Getting your corporate data ready for prescriptive analytics: data quantity and quality in equal measures
Good news: there’s nothing special about getting your data ready for prescriptive analytics. Bad news: you need to do what’s needed to get your data ready for any type of analytics – and that’s hard work.
Prescriptive analytics is nothing short of automating your business. This was the silver lining as we explored the complexities of prescriptive analytics in our guide. While a lot of that complexity is something line of business and expert data scientists will have to deal with, IT is not out of the equation either.
Prescriptive analytics is hard, and there’s no silver bullet that can get you there without having gone through the evolutionary chain of analytics. You have to get the data collection and storage infrastructure right, the data modeling right, and the state classification and prediction right.
This is the prescriptive analytics bottom line, and IT has to make sure the data collection and storage infrastructure parts are in place for business and data science to do their parts. The data cleaning and organization necessary for success with prescriptive analytics can be thought of along two dimensions: quantity and quality of the data that will be used to feed the analytics.
To begin with, IT needs to make sure all the data pertinent to the organization are accounted for and accessible. This really is a sine qua non of any analytics effort, but it may be more complicated than it sounds.
Consider all the applications an organization may be using: custom built, off the shelf, on premises, in the cloud, legacy. Each of those may have its own format, storage, and API. IT needs to make sure they are all accessible, without disrupting the operation of applications. A data lake approach may be useful in that respect.
And it gets worse. Data may also live beyond applications. Consider all the internal documents and emails, for example. More often than not, a wealth of data lives in unstructured format and undocumented sources. And many applications are also undocumented, unaccessible, and lack APIs to export data. For those, you will have to either get resourceful, or fail fast.
Even where you succeed, however, this is not a one-off exercise. Applications evolve, and with them so do their data. APIs change, schemas change, new data is added. New applications get thrown in the mix, and old ones become deprecated. Staying on top of data collection requires constant effort, and this is a cost you need to factor in when embarking on your prescriptive analytics journey. Adding semantics to your data lake may help.
Speaking of cost: of course, the usual IT provisioning discourse applies here, too. Do you plan ahead, make this a project with predetermined budget for infrastructure and personnel costs, and get it through the organizational budget approval process? Or do you take a more agile, pay-as-you-go approach?

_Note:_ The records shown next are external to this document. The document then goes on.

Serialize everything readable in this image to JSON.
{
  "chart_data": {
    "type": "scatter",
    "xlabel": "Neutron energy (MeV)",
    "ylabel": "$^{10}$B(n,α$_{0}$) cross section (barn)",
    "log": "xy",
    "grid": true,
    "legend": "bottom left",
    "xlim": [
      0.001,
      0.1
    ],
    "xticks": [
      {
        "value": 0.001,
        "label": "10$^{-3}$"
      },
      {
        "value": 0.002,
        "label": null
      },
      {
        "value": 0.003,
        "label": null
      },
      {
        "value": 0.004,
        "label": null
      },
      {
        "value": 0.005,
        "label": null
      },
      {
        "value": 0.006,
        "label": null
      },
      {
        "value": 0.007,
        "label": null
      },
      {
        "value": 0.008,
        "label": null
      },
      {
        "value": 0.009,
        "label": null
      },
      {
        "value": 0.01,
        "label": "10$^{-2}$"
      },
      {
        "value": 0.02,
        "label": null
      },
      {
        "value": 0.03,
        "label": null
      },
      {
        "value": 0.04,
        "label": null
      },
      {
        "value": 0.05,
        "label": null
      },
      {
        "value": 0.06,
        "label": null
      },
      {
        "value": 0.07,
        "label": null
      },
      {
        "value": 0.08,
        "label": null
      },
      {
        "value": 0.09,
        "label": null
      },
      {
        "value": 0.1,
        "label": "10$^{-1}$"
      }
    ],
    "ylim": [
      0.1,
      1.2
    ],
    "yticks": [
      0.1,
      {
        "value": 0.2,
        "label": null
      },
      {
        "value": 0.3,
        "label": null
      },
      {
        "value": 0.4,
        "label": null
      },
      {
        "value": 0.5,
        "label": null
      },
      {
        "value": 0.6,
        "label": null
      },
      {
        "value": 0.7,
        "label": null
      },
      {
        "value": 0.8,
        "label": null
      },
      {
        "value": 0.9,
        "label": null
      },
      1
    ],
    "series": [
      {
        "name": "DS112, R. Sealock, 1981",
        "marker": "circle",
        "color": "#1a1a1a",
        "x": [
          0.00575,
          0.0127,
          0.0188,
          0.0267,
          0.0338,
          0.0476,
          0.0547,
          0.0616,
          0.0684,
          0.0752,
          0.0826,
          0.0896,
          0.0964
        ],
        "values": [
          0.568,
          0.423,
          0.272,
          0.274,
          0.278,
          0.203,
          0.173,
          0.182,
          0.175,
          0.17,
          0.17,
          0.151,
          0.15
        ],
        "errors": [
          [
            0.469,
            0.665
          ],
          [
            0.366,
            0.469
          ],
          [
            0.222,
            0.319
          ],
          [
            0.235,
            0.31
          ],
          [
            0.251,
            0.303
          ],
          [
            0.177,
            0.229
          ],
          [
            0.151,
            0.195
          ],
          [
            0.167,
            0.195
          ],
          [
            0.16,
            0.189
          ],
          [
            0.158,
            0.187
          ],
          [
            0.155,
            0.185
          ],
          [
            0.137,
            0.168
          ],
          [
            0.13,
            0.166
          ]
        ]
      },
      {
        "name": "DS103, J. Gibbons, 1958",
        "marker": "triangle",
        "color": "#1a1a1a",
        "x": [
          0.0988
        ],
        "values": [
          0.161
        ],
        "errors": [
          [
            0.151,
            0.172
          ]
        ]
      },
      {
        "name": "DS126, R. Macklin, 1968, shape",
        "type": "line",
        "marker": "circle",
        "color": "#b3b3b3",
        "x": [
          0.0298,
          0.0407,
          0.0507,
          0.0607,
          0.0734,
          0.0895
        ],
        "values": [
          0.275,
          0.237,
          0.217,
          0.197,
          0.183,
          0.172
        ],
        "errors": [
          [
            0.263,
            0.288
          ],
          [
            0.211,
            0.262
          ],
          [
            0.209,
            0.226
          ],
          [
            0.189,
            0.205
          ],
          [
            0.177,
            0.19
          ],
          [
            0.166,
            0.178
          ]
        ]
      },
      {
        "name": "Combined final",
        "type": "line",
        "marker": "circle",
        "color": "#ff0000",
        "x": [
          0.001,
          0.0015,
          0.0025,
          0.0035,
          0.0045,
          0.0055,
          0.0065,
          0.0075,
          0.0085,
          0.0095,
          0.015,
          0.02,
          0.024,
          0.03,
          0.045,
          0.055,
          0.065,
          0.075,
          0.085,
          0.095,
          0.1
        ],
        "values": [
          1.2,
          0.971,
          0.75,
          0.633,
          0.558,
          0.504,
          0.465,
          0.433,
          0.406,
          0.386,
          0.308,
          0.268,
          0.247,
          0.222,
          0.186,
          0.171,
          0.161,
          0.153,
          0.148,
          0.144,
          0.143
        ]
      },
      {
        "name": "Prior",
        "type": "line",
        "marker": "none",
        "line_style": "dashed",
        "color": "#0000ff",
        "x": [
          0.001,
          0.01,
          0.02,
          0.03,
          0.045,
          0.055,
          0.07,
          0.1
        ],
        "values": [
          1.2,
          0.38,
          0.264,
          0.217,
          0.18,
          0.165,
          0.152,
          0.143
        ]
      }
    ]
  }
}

The former is theoretically safer, and more in line with organizational processes. Here’s the problem: Unless your data sources are relatively limited and well understood, and you are very thorough in keeping track and provisioning for them, this approach may be impossible in practice.
The latter is more flexible, but can also lead to budget overrun and shadow IT issues. Without some sort of method to the madness, you may end up spending beyond control, and having your data stored all over the place. Although this is not a 100 percent strict rule, the budgeting ahead approach makes more sense when going for on-premises storage, while cloud storage and development lends itself well to the pay-as-you-go approach.
Finally, data freshness is one more consideration to take into account. If you want your analytics to reflect the real world in real time, the data that feeds it should come in real time, too. This means you should consider streaming data infrastructure. While there are benefits in adopting streaming, it’s a new paradigm that comes with its own learning curve and software/hardware/people investment.